Waarom steeds minder bedrijven naar de beurs gaan
Het aantal Europese beursgangen zit op een dieptepunt, ook in België. Arie Van Hoe (VBO) weegt de voor- en nadelingen van een beursnotering af.
Volgens cijfers van de Europese kapitaalmarktenvereniging AFME beleven we een dieptepunt in nieuwe Europese beursgangen. Dat is geen verrassing voor Arie Van Hoe, bestuurder bij de Belgische vereniging van beursgenoteerde vennootschappen bij het Verbond van Belgische Ondernemingen (VBO). “De cijfers spreken voor zich”, zegt hij. “Vorig jaar noteerden 126 bedrijven op de beurs van Brussel. In 2009 waren dat er nog 165, en daarvoor waren het er nog meer. Ook de jongste jaren zien we een trend van bedrijven die de beurs verlaten.”
Hoe komt dat?
“Een beursnotering is een strategische afweging, waarin bepaalde factoren de pendel steeds vaker doen overslaan naar niet noteren. Zo is er almaar meer concurrentie voor de beurs als financieringsbron. Bedrijven kunnen meer dan vroeger terecht op private markten voor financiering, denk aan de vele private-equityspelers die er zijn. Daarnaast is de soms lage liquiditeit bij kleine beurskapitalisaties een obstakel. Heel grote bedrijven met een groot dagelijks handelsvolume hebben meer baat bij een beursnotering, maar we hebben niet zoveel van dat type bedrijven. En tot slot heb je de administratieve last die gepaard gaat met een beursnotering. Daar komen heel wat verplichtingen bij kijken.”
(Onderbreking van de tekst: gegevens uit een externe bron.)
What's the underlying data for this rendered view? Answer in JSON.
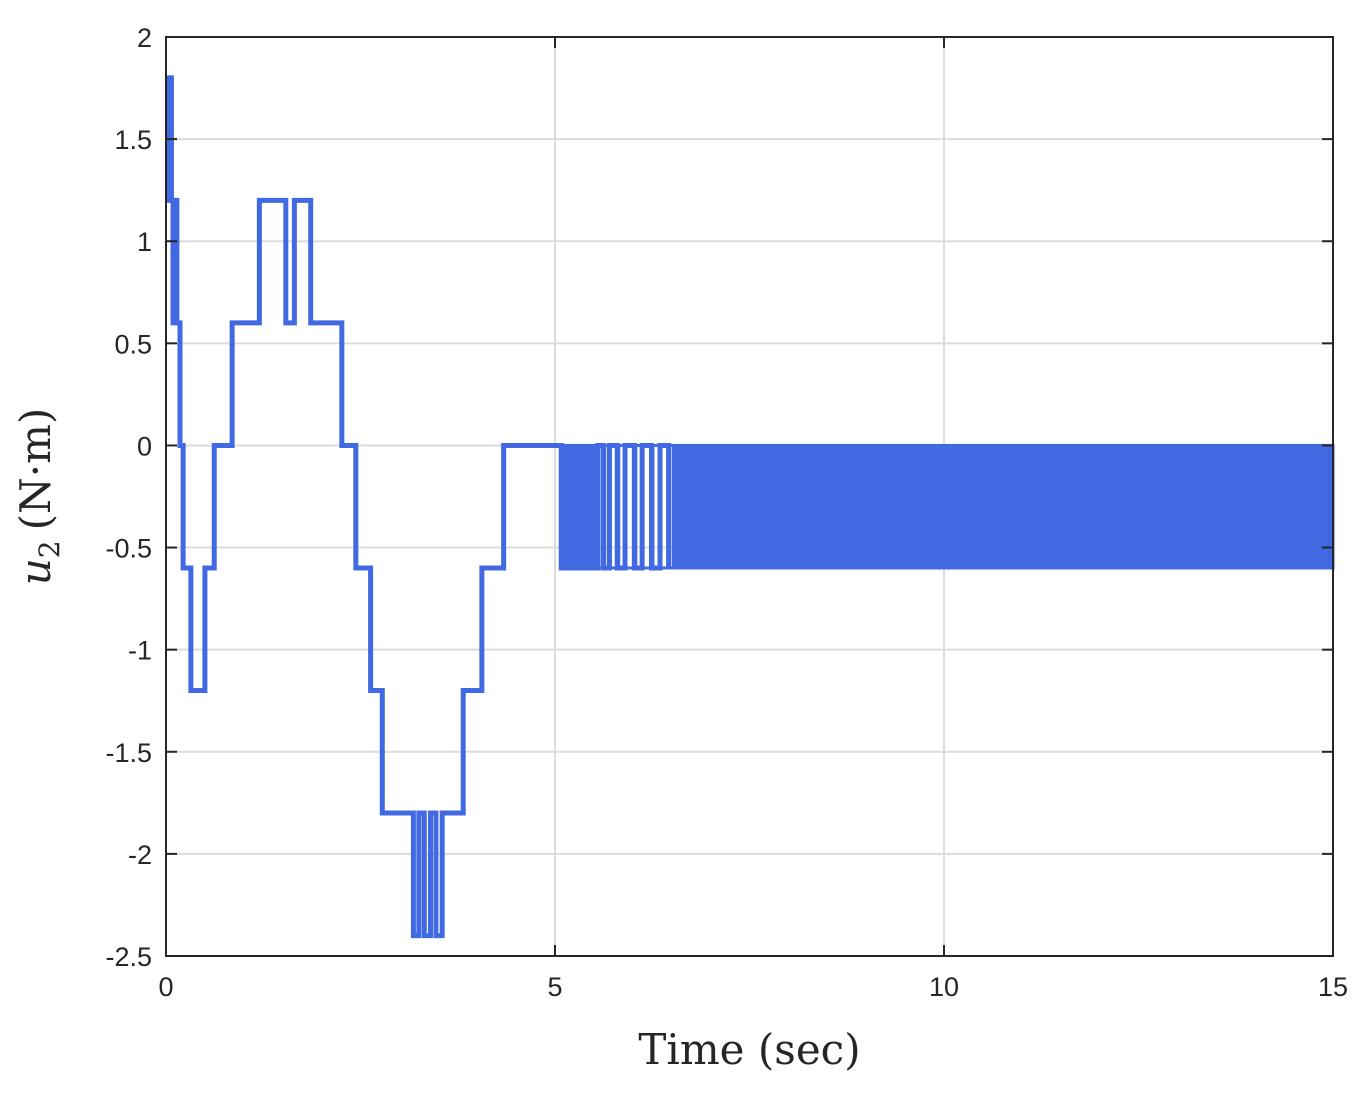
{
  "chart_data": {
    "type": "line",
    "title": "",
    "xlabel": "Time (sec)",
    "ylabel_symbol": "u",
    "ylabel_subscript": "2",
    "ylabel_unit": "(N·m)",
    "xlim": [
      0,
      15
    ],
    "ylim": [
      -2.5,
      2
    ],
    "xticks": [
      0,
      5,
      10,
      15
    ],
    "xtick_labels": [
      "0",
      "5",
      "10",
      "15"
    ],
    "yticks": [
      -2.5,
      -2,
      -1.5,
      -1,
      -0.5,
      0,
      0.5,
      1,
      1.5,
      2
    ],
    "ytick_labels": [
      "-2.5",
      "-2",
      "-1.5",
      "-1",
      "-0.5",
      "0",
      "0.5",
      "1",
      "1.5",
      "2"
    ],
    "grid": true,
    "line_style": "step",
    "color": "#4169e1",
    "series": [
      {
        "steps": [
          [
            0.0,
            1.8
          ],
          [
            0.02,
            1.2
          ],
          [
            0.05,
            1.8
          ],
          [
            0.07,
            1.2
          ],
          [
            0.09,
            0.6
          ],
          [
            0.12,
            1.2
          ],
          [
            0.14,
            0.6
          ],
          [
            0.18,
            0.0
          ],
          [
            0.22,
            -0.6
          ],
          [
            0.32,
            -1.2
          ],
          [
            0.5,
            -0.6
          ],
          [
            0.62,
            0.0
          ],
          [
            0.85,
            0.6
          ],
          [
            1.2,
            1.2
          ],
          [
            1.54,
            0.6
          ],
          [
            1.65,
            1.2
          ],
          [
            1.86,
            0.6
          ],
          [
            2.26,
            0.0
          ],
          [
            2.44,
            -0.6
          ],
          [
            2.63,
            -1.2
          ],
          [
            2.78,
            -1.8
          ],
          [
            3.18,
            -2.4
          ],
          [
            3.25,
            -1.8
          ],
          [
            3.32,
            -2.4
          ],
          [
            3.4,
            -1.8
          ],
          [
            3.47,
            -2.4
          ],
          [
            3.55,
            -1.8
          ],
          [
            3.82,
            -1.2
          ],
          [
            4.06,
            -0.6
          ],
          [
            4.34,
            0.0
          ],
          [
            5.08,
            -0.6
          ]
        ],
        "chatter_band": {
          "x_start": 5.08,
          "x_end": 15.0,
          "high": 0.0,
          "low": -0.6,
          "sparse_switch_times": [
            5.55,
            5.62,
            5.7,
            5.8,
            5.9,
            6.02,
            6.12,
            6.24,
            6.35,
            6.46
          ],
          "dense_after": 6.5
        }
      }
    ]
  }
}
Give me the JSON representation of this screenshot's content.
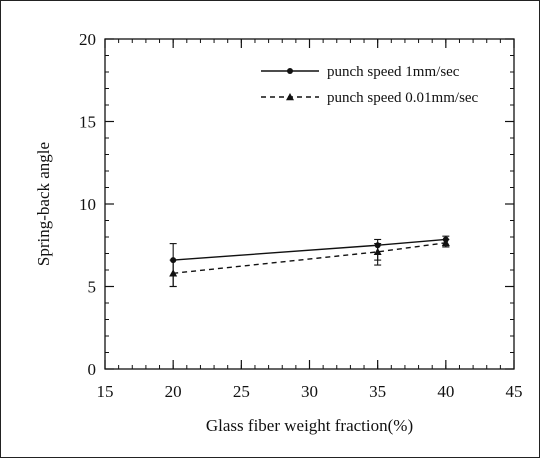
{
  "chart_data": {
    "type": "line",
    "title": "",
    "xlabel": "Glass fiber weight fraction(%)",
    "ylabel": "Spring-back angle",
    "xlim": [
      15,
      45
    ],
    "ylim": [
      0,
      20
    ],
    "xticks": [
      15,
      20,
      25,
      30,
      35,
      40,
      45
    ],
    "yticks": [
      0,
      5,
      10,
      15,
      20
    ],
    "x_minor_step": 1,
    "y_minor_step": 1,
    "grid": false,
    "legend_position": "top-right",
    "series": [
      {
        "name": "punch speed 1mm/sec",
        "line_style": "solid",
        "marker": "circle",
        "x": [
          20,
          35,
          40
        ],
        "y": [
          6.6,
          7.5,
          7.85
        ],
        "err_low": [
          1.6,
          0.9,
          0.45
        ],
        "err_high": [
          1.0,
          0.35,
          0.2
        ]
      },
      {
        "name": "punch speed 0.01mm/sec",
        "line_style": "dashed",
        "marker": "triangle",
        "x": [
          20,
          35,
          40
        ],
        "y": [
          5.8,
          7.1,
          7.65
        ],
        "err_low": [
          0.8,
          0.8,
          0.25
        ],
        "err_high": [
          0.8,
          0.5,
          0.2
        ]
      }
    ]
  }
}
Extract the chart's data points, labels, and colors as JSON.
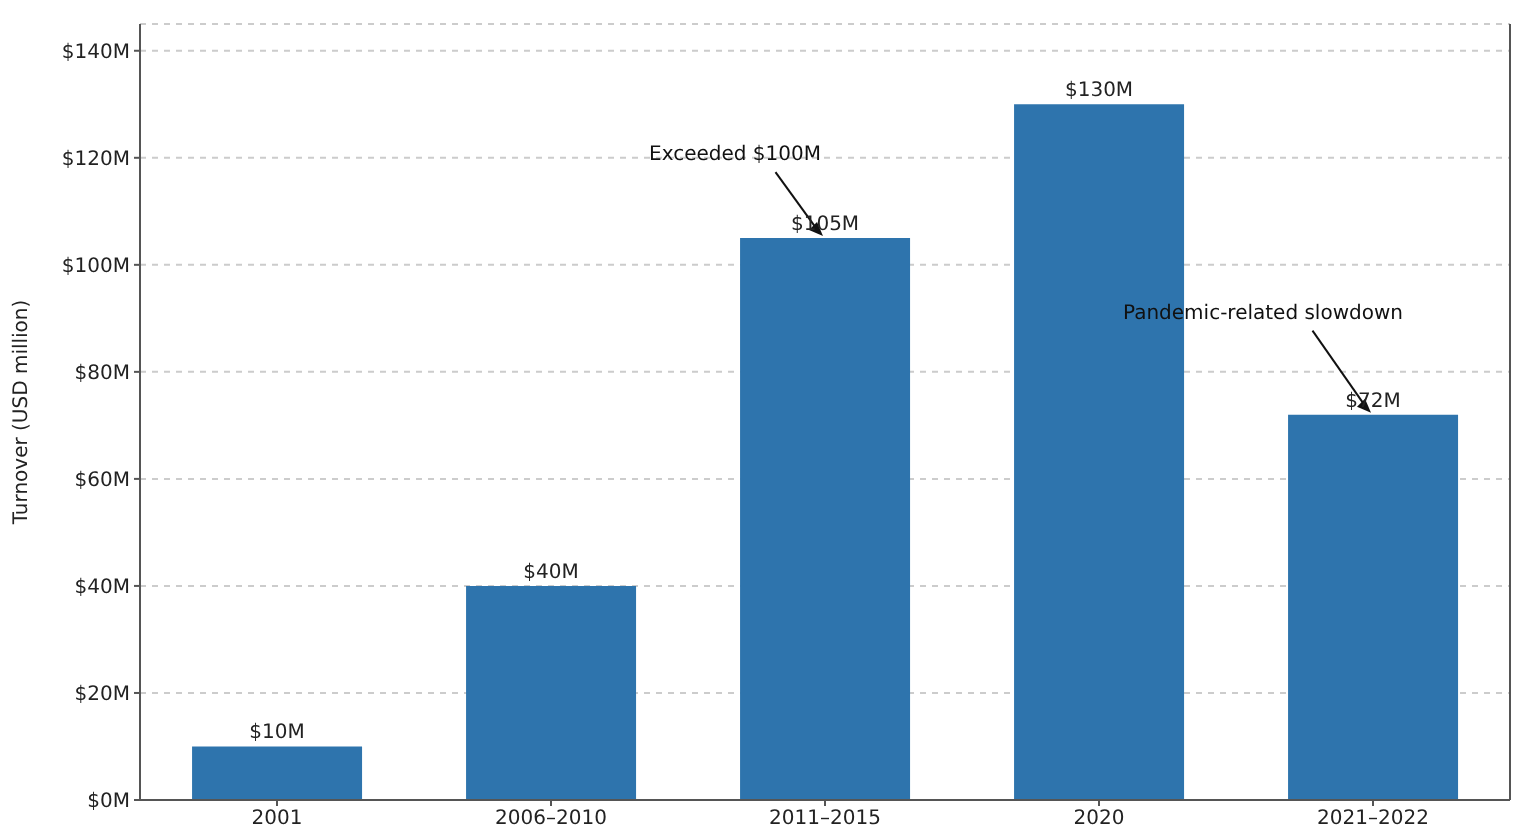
{
  "chart_data": {
    "type": "bar",
    "ylabel": "Turnover (USD million)",
    "categories": [
      "2001",
      "2006–2010",
      "2011–2015",
      "2020",
      "2021–2022"
    ],
    "values": [
      10,
      40,
      105,
      130,
      72
    ],
    "value_labels": [
      "$10M",
      "$40M",
      "$105M",
      "$130M",
      "$72M"
    ],
    "color": "#2e74ad",
    "ylim": [
      0,
      145
    ],
    "yticks": [
      {
        "value": 0,
        "label": "$0M"
      },
      {
        "value": 20,
        "label": "$20M"
      },
      {
        "value": 40,
        "label": "$40M"
      },
      {
        "value": 60,
        "label": "$60M"
      },
      {
        "value": 80,
        "label": "$80M"
      },
      {
        "value": 100,
        "label": "$100M"
      },
      {
        "value": 120,
        "label": "$120M"
      },
      {
        "value": 140,
        "label": "$140M"
      }
    ],
    "grid": "y",
    "annotations": [
      {
        "text": "Exceeded $100M",
        "x": "2011–2015",
        "y": 105
      },
      {
        "text": "Pandemic-related slowdown",
        "x": "2021–2022",
        "y": 72
      }
    ]
  }
}
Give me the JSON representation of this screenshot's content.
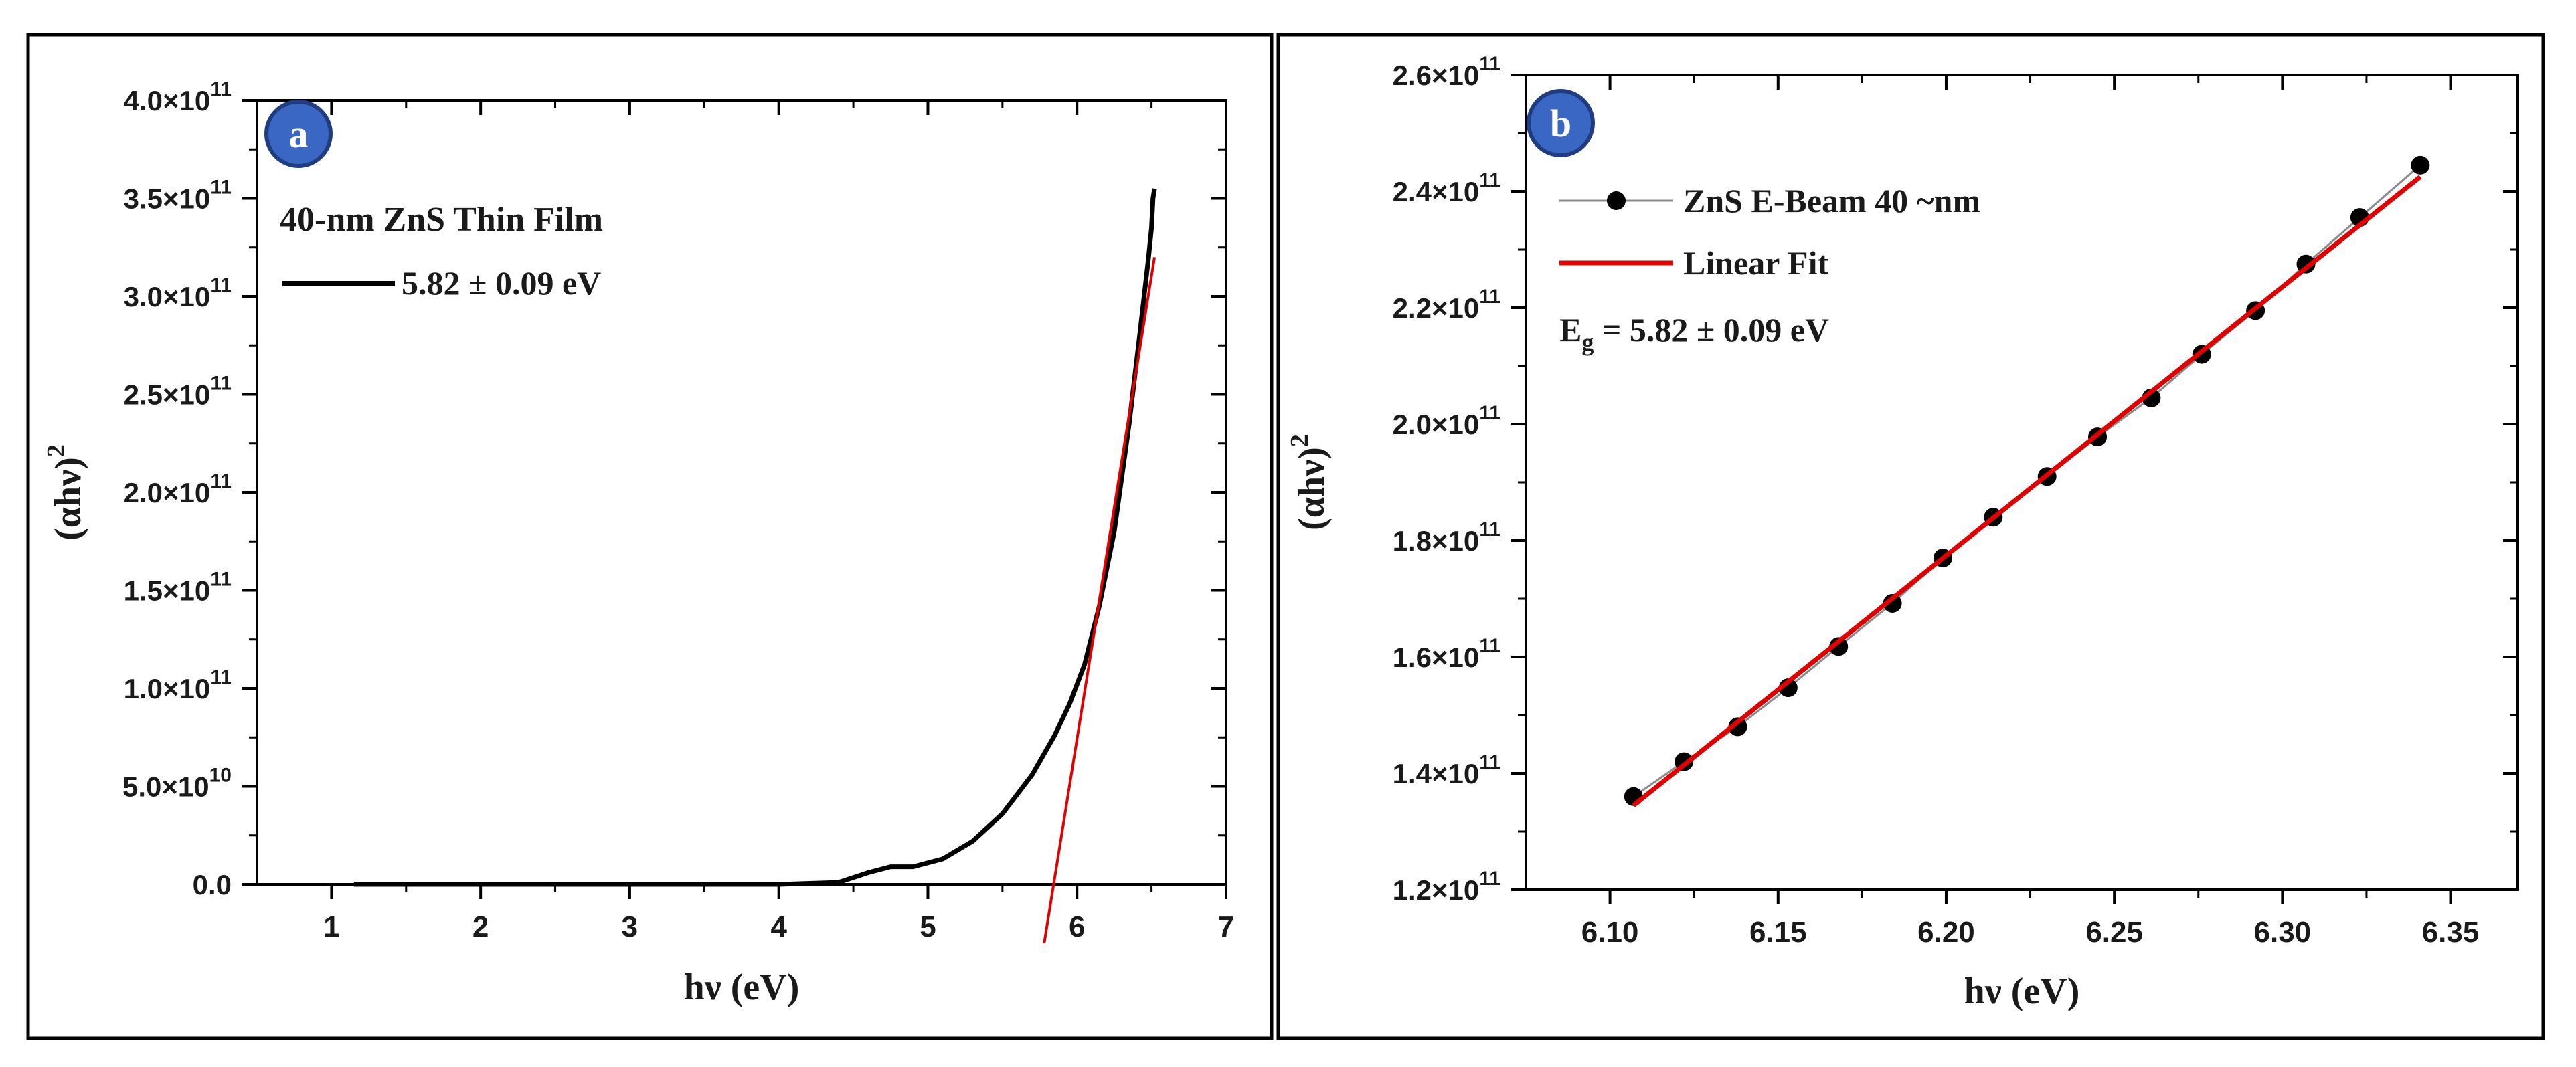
{
  "colors": {
    "data_line": "#000000",
    "fit_line": "#e00000",
    "badge_fill": "#3a66c4",
    "badge_stroke": "#1f3d80",
    "frame": "#000000"
  },
  "chart_data": [
    {
      "panel": "a",
      "type": "line",
      "badge": "a",
      "xlabel_prefix": "hν",
      "xlabel_unit": "(eV)",
      "ylabel_base": "(αhν)",
      "ylabel_sup": "2",
      "xlim": [
        0.5,
        7
      ],
      "ylim": [
        0,
        400000000000.0
      ],
      "x_ticks": [
        "1",
        "2",
        "3",
        "4",
        "5",
        "6",
        "7"
      ],
      "x_tick_values": [
        1,
        2,
        3,
        4,
        5,
        6,
        7
      ],
      "y_ticks": [
        {
          "v": 0,
          "m": "0.0",
          "e": ""
        },
        {
          "v": 50000000000.0,
          "m": "5.0×10",
          "e": "10"
        },
        {
          "v": 100000000000.0,
          "m": "1.0×10",
          "e": "11"
        },
        {
          "v": 150000000000.0,
          "m": "1.5×10",
          "e": "11"
        },
        {
          "v": 200000000000.0,
          "m": "2.0×10",
          "e": "11"
        },
        {
          "v": 250000000000.0,
          "m": "2.5×10",
          "e": "11"
        },
        {
          "v": 300000000000.0,
          "m": "3.0×10",
          "e": "11"
        },
        {
          "v": 350000000000.0,
          "m": "3.5×10",
          "e": "11"
        },
        {
          "v": 400000000000.0,
          "m": "4.0×10",
          "e": "11"
        }
      ],
      "legend_title": "40-nm ZnS Thin Film",
      "legend_entry": "5.82 ± 0.09 eV",
      "series": [
        {
          "name": "40-nm ZnS Thin Film",
          "x": [
            1.15,
            2.0,
            3.0,
            4.0,
            4.4,
            4.6,
            4.75,
            4.9,
            5.1,
            5.3,
            5.5,
            5.7,
            5.85,
            5.95,
            6.05,
            6.15,
            6.25,
            6.35,
            6.42,
            6.48,
            6.5,
            6.51,
            6.52
          ],
          "y": [
            0,
            0,
            0,
            0,
            1000000000.0,
            6000000000.0,
            9000000000.0,
            9000000000.0,
            13000000000.0,
            22000000000.0,
            36000000000.0,
            56000000000.0,
            76000000000.0,
            92000000000.0,
            112000000000.0,
            142000000000.0,
            180000000000.0,
            235000000000.0,
            280000000000.0,
            320000000000.0,
            335000000000.0,
            350000000000.0,
            355000000000.0
          ]
        }
      ],
      "fit": {
        "name": "Linear Fit",
        "x": [
          5.78,
          6.52
        ],
        "y": [
          -30000000000.0,
          320000000000.0
        ]
      }
    },
    {
      "panel": "b",
      "type": "scatter",
      "badge": "b",
      "xlabel_prefix": "hν",
      "xlabel_unit": "(eV)",
      "ylabel_base": "(αhν)",
      "ylabel_sup": "2",
      "xlim": [
        6.075,
        6.37
      ],
      "ylim": [
        120000000000.0,
        260000000000.0
      ],
      "x_ticks": [
        "6.10",
        "6.15",
        "6.20",
        "6.25",
        "6.30",
        "6.35"
      ],
      "x_tick_values": [
        6.1,
        6.15,
        6.2,
        6.25,
        6.3,
        6.35
      ],
      "y_ticks": [
        {
          "v": 120000000000.0,
          "m": "1.2×10",
          "e": "11"
        },
        {
          "v": 140000000000.0,
          "m": "1.4×10",
          "e": "11"
        },
        {
          "v": 160000000000.0,
          "m": "1.6×10",
          "e": "11"
        },
        {
          "v": 180000000000.0,
          "m": "1.8×10",
          "e": "11"
        },
        {
          "v": 200000000000.0,
          "m": "2.0×10",
          "e": "11"
        },
        {
          "v": 220000000000.0,
          "m": "2.2×10",
          "e": "11"
        },
        {
          "v": 240000000000.0,
          "m": "2.4×10",
          "e": "11"
        },
        {
          "v": 260000000000.0,
          "m": "2.6×10",
          "e": "11"
        }
      ],
      "legend_series": "ZnS E-Beam 40 ~nm",
      "legend_fit": "Linear Fit",
      "eg_symbol": "E",
      "eg_sub": "g",
      "eg_value": "= 5.82 ± 0.09  eV",
      "series": [
        {
          "name": "ZnS E-Beam 40 ~nm",
          "x": [
            6.107,
            6.122,
            6.138,
            6.153,
            6.168,
            6.184,
            6.199,
            6.214,
            6.23,
            6.245,
            6.261,
            6.276,
            6.292,
            6.307,
            6.323,
            6.341
          ],
          "y": [
            136000000000.0,
            142000000000.0,
            148000000000.0,
            154700000000.0,
            161800000000.0,
            169200000000.0,
            177000000000.0,
            184000000000.0,
            191000000000.0,
            197800000000.0,
            204500000000.0,
            212000000000.0,
            219500000000.0,
            227500000000.0,
            235500000000.0,
            244500000000.0
          ]
        }
      ],
      "fit": {
        "name": "Linear Fit",
        "x": [
          6.107,
          6.341
        ],
        "y": [
          134500000000.0,
          242500000000.0
        ]
      }
    }
  ]
}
Wat moet daaraan gedaan worden?
“Let wel, er zijn ook steeds meer verplichtingen voor grote bedrijven die niet op de beurs noteren, denk maar aan de nieuwe Europese regels voor duurzaamheidsrapportering. Maar de administratieve last voor beursbedrijven mag verminderen. Dat wil Europa ook bekomen met de herziening van de listing act, de regelgeving voor beursnoteringen. Die administratieve verlichting moet uiteraard altijd afgewogen worden tegenover de bescherming van de beleggers. Er moet een gezond evenwicht zijn tussen die twee.”
Heeft het dalende aantal beursnotering ook gevolgen voor spaarders en beleggers?
“Ja. Hoe minder bedrijven zich via de beurs financieren, hoe minder mogelijkheden particuliere spaarders hebben om via de beurs het bedrijfsleven te ondersteunen en mee te profiteren van de groei van die bedrijven. Zeker met de enorme hoeveelheid spaargeld die in België op spaarrekeningen staat, zou er werk van moeten worden gemaakt om dat geld aan het werk te zetten via onze bedrijven.”
U sprak daarnet over de groei van bedrijven. Is jonge groeibedrijven ondersteunen ook een belangrijk rol voor de beurs?
“Zeker. Beleggers hebben enerzijds baat bij veilige, gevestigde bedrijven op de beurs, die zorgen voor een zekere stabiliteit. Maar de beurs is ook een financieringskanaal voor groeikapitaal, voor bedrijven die nog veel moeten investeren en daardoor wat meer risico in zich dragen. En het is jammer dat beide types bedrijven steeds minder hun heil zoeken in een beursnotering.”